Some annoying challenges:

• liveness at present is computed only for local variables;
  • so if somebody moves from a.b and then uses a.c, we can't really tell that
  • the move related code from dataflow is better here I guess, but I don't think we currently have an analysis for all uses, only for moves
  • still, woulnd't be hard to adapt, right? Maybe there's a reason it would be? I'm not sure why we didn't use dataflow in the first place here.

Still, this is a lint after all, it doesn't have to be totally precise. I think that for the first version of the code I would only worry about local variables and ignore more complex Place values. That seems like a simple thing to fix up later.

[nikomatsakis]

@qmx may take a look at this, since @cramertj never had time

[cramertj]

@qmx I started https://github.com/cramertj/rust/tree/copy-lint if you want to take a look. Not sure how useful it is-- I only got the skeleton.

[RalfJung]

RefCell cannot be Copy. The problem is that if you have &RefCell<T>, you could end up copying it while another thread has a mutable reference to the content of the RefCell.

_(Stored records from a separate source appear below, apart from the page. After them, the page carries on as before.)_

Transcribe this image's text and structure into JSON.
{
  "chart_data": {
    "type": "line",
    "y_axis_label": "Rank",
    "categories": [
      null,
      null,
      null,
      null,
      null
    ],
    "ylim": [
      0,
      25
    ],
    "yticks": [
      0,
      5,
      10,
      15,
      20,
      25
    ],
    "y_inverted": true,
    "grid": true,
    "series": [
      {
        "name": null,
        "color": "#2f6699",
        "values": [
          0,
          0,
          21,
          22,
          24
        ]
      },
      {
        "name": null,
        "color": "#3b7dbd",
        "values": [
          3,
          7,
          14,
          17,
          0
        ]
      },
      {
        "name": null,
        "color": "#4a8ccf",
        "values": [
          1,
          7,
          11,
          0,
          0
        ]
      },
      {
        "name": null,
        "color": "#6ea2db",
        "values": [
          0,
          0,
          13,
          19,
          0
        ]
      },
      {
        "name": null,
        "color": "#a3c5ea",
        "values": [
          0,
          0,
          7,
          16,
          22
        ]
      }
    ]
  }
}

That'd be unsound.

Same for Mutex, RwLock.

EDIT: As @rkruppe pointed out, "thread" doesn't make sense here. That doesn't change the problem though, see below.

[rkruppe]

RefCell is not Sync so how could you have a &RefCell<T> in one thread while another thread can access the referent?

[RalfJung]

This can all happen in one thread.

[RalfJung]

let r = RefCell::new(42);
let r1 = &r;
let r2 = &r;
let _mutref = r1.borrow_mut();
let illegal_copy = *r2; // copying while there is an outstanding mutable reference

[rkruppe]

Oh yeah you're right. The mention of another thread really mislead me there.

[RalfJung]

Sorry for that, not sure what I thought. "Another function" is really what I meant (though it can be the same, as in my counterexample).

[nikomatsakis]

@RalfJung in retrospect, the RefCell problem is obvious -- basically, of course copying is bad, for the same reason that borrow() isn't infallible. Silly me.

[qmx]

Just found out about rust-lang/rfcs#2407 - that would be a nice suggestion for the linter in the future, wouldn't it?